If writing a journal is about writing the real story of my feelings, then I can’t write a journal for the simple reason that I don’t know my own story.

And yet, I should. Write a journal, that is. Like Elder Groberg says, writing a journal “helps immeasurably in gaining a true, eternal perspective of life” and “should be a great motivation to do what is right.” I know that’s accurate: the reflection of writing about my life has helped me put things into perspective.

Maybe that’s the point?

I’m teaching the Old Testament in Gospel Doctrine this year, and it’s a mess. We just made the transition from Joshua to Judges, and I taught about how all the mass slaughter that supposedly happened in Joshua is pretty flatly contradicted by Judges. On the bright side: you don’t have to believe in a genocidal God.  On the downside: it’s hard to make sense of all the contradictions. In Deuteronomy, we’re told a Moabite will never enter the assembly of the Lord until the 10th generation. Ruth, the hero of the Book of Ruth, is Moabite and that makes King David 1/8th Moabite. And, while we’re on the topic, how do we reconcile the apparent gap between the miracle-laden Exodus story and the miracle-free story of Ruth and Boaz?

The one encouraging thing is that, as I read Elder Groberg’s talk, I realize that the Old Testament is a mess in a lot of the same ways that my own life story is a mess.

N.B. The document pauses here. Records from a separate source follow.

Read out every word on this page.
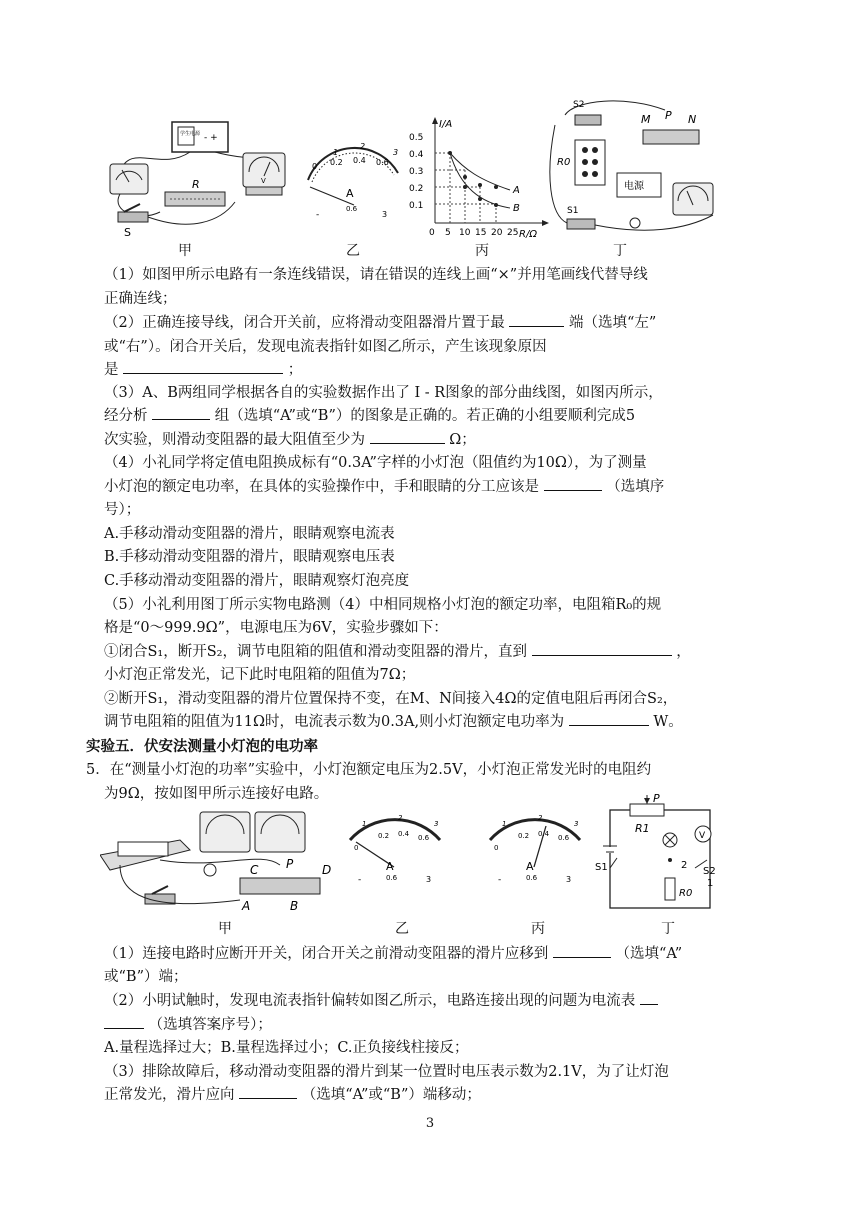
学生电源 - +
R
S
V
甲
0 0.2 0.4 0.6
1
2
3
A
-
0.6
3
乙
I/A
R/Ω
0.5
0.4
0.3
0.2
0.1
0 5 10 15 20 25
A
B
丙
S2
M P N
R0
电源
S1
丁
（1）如图甲所示电路有一条连线错误，请在错误的连线上画“×”并用笔画线代替导线
正确连线；
（2）正确连接导线，闭合开关前，应将滑动变阻器滑片置于最	端（选填“左”
或“右”）。闭合开关后，发现电流表指针如图乙所示，产生该现象原因
是	；
（3）A、B两组同学根据各自的实验数据作出了 I - R图象的部分曲线图，如图丙所示，
经分析	组（选填“A”或“B”）的图象是正确的。若正确的小组要顺利完成5
次实验，则滑动变阻器的最大阻值至少为	Ω；
（4）小礼同学将定值电阻换成标有“0.3A”字样的小灯泡（阻值约为10Ω），为了测量
小灯泡的额定电功率，在具体的实验操作中，手和眼睛的分工应该是	（选填序
号）；
A.手移动滑动变阻器的滑片，眼睛观察电流表
B.手移动滑动变阻器的滑片，眼睛观察电压表
C.手移动滑动变阻器的滑片，眼睛观察灯泡亮度
（5）小礼利用图丁所示实物电路测（4）中相同规格小灯泡的额定功率，电阻箱R₀的规
格是“0～999.9Ω”，电源电压为6V，实验步骤如下：
①闭合S₁，断开S₂，调节电阻箱的阻值和滑动变阻器的滑片，直到	，
小灯泡正常发光，记下此时电阻箱的阻值为7Ω；
②断开S₁，滑动变阻器的滑片位置保持不变，在M、N间接入4Ω的定值电阻后再闭合S₂，
调节电阻箱的阻值为11Ω时，电流表示数为0.3A,则小灯泡额定电功率为	W。
实验五．伏安法测量小灯泡的电功率
5．在“测量小灯泡的功率”实验中，小灯泡额定电压为2.5V，小灯泡正常发光时的电阻约
为9Ω，按如图甲所示连接好电路。
C P D
A	B
甲
0
0.2 0.4 0.6
1
2
3
A
-	0.6	3
乙
0
0.2 0.4 0.6
1
2
3
A
-	0.6	3
丙
P
R1
V
S1	2
S2
1
R0
丁
（1）连接电路时应断开开关，闭合开关之前滑动变阻器的滑片应移到	（选填“A”
或“B”）端；
（2）小明试触时，发现电流表指针偏转如图乙所示，电路连接出现的问题为电流表
（选填答案序号）；
A.量程选择过大；B.量程选择过小；C.正负接线柱接反；
（3）排除故障后，移动滑动变阻器的滑片到某一位置时电压表示数为2.1V，为了让灯泡
正常发光，滑片应向	（选填“A”或“B”）端移动；
3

There may be one, true, ultimate truth about everything. Not just the objective facts of life, but the subjective ones as well. Maybe there is an absolutely true narrative. But if there is, we will never know it in this life. In this life, stories are things we make up. Fictional stories are based on imaginary facts. And real stories—including history—is made up based on true facts. But they are both made up.

I’m not sure if I have that right or not, but it sounds promising. At the very least, it’s worth giving a shot. I’m going to try writing in my journal again, and this time I’m not going to try and find a life story. I’m going to use the raw materials of my experiences to build one.